A process running locally on your Alexa device listens for the “wake word”.[0] This audio is only processed locally within a constantly-overwritten memory buffer, it is neither stored nor transmitted. Only once the wake word is detected does Alexa begin to transmit an utterance to the cloud for processing. I’ve worked with the device stack and it really isn’t transmitting your ambient conversations.

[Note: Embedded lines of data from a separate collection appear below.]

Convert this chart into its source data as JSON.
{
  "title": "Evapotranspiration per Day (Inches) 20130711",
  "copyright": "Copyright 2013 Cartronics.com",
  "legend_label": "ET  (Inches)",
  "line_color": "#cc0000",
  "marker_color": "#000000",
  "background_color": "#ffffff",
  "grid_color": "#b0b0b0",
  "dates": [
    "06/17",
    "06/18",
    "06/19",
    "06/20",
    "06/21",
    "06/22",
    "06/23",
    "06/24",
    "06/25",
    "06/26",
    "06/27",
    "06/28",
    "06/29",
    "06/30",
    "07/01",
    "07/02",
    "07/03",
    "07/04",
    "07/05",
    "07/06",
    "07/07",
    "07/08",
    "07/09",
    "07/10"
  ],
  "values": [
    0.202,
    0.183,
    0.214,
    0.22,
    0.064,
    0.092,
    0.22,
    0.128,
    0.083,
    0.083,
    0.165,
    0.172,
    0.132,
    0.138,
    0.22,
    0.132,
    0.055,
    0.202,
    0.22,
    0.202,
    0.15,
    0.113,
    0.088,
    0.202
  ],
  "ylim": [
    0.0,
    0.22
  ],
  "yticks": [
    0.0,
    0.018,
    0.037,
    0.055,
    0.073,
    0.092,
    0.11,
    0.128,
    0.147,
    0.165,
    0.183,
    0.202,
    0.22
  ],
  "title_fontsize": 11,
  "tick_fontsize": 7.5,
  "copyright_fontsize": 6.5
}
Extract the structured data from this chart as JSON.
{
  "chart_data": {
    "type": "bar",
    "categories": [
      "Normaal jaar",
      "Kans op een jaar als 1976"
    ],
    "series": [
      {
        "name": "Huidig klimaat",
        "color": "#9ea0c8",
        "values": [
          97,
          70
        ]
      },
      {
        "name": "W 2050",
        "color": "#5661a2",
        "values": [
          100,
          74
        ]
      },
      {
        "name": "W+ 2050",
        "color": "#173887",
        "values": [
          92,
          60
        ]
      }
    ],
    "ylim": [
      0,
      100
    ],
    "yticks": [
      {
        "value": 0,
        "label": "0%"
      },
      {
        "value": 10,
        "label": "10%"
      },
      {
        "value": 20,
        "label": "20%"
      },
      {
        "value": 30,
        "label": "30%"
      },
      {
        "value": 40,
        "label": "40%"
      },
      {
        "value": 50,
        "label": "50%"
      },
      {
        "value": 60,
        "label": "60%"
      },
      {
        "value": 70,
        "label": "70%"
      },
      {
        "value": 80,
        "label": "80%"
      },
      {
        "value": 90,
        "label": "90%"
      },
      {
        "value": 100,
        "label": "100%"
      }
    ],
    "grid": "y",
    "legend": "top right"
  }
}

Within the Alexa app[1], you can see and hear all of your stored data and can delete any of it. You can also control the duration after which it is auto-deleted. From working with ASR datasets, I can confirm that deleted audio (and the associated text transcript) is really deleted, not just hidden from your view.
I never owned an Alexa or other smart home device before I worked on it, and I’m not sure I’d buy another company’s device where I lack the same ability to “trust but verify”, so I’m not sure how much weight my word should carry. But I can give my word that Alexa is not transmitting your ambient conversations or just setting “deleted=true” in a database when you tell it to delete your data.
I definitely understand your point, but I think the greater issue is why should this have to serve as a rationalization in the first place? Why can't we expect our phones to serve us rather than the other way around?